The TGA thermal analyses data of the synthesized metal chelates are tabulated in Table 4.

The biological activity of Ligand (2-Acetyl-3-Amino-1,4-Naphthoquinone) L¹ and its metal complexes Figure 4 shows higher results than that of the free ligand. But all of them are lower than standard. Therefore, the biological activity of the complexes follow the order Co(II) > Cu(II) > Ni(II) against Staphylococcus aureus, Bacillus subtilis and Escherichia coli organisms. But with Candida albicans the biological activity follows the order Co(II) > Ni(II) > Cu(II).

The biological activity of Ligand (2-formyl-3-amino-1,4-naphthoqunone) L² and its metal complexes Figure 5 shows higher results than that of the free ligand. But all of them are lower than standard. Therefore, the biological activity of the complexes follow the order Co(II) > Cu(II) > Ni(II) against Bacillus subtilis and Escherichia coli organisms for (L²) and complexes Meanwhile, the biological activity of the complexes follow the order Cu(II) > Co(II) > Ni(II) against Staphylococcus aureus. But with candida albicans the biological activity follows the order Ni(II) > Co(II) > Cu(II).

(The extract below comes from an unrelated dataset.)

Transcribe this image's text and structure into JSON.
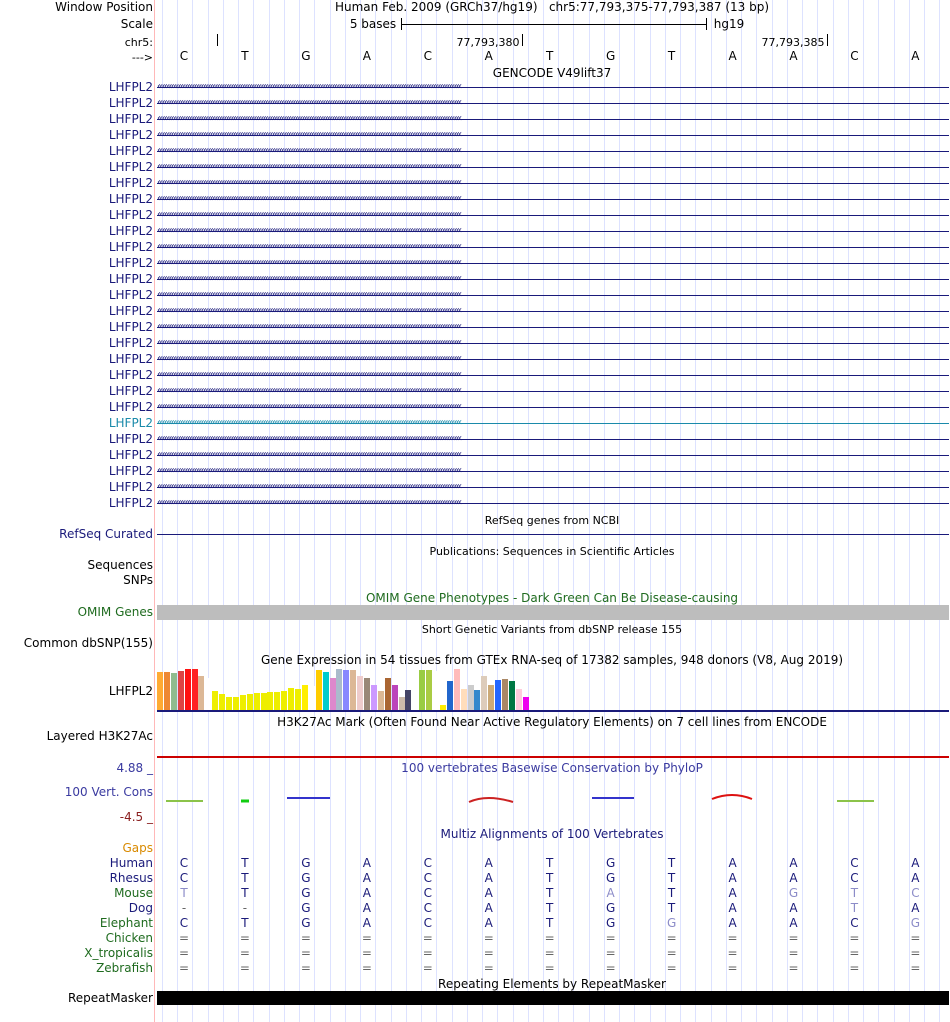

The importance of this, lies in the fact that these complexes could be applied fairly in the treatment of some common diseases caused by E. coli e.g. Septicemia, Gastroenteritis, Urinary tract infections and hospital acquired infections according to [16]. However, the complexes were specialized in inhibiting Gram-positive and Gram-negative bacterial strains. The importance of this unique property of the investigated complexes lies in the fact that, it could be applied safely in the treatment of infections caused by any of these particular strains. Generally, the activity of the free ligand was increased upon complexation with metal ions; the enhancement in activity can be explained on the basis of chelation theory, reported by [17] [18]. Chelation reduces the polarity of the metal ion considerably, mainly because of the partial sharing of its positive charge with donor groups and the possible p electron delocalization over the whole chelate ring. Chelation not only reduces the polarity of metal ion, but also increases the lipophilic character of the chelate. As a result of this, the interaction between the metal ion and the cell walls is favored, resulting in interference with normal cell processes.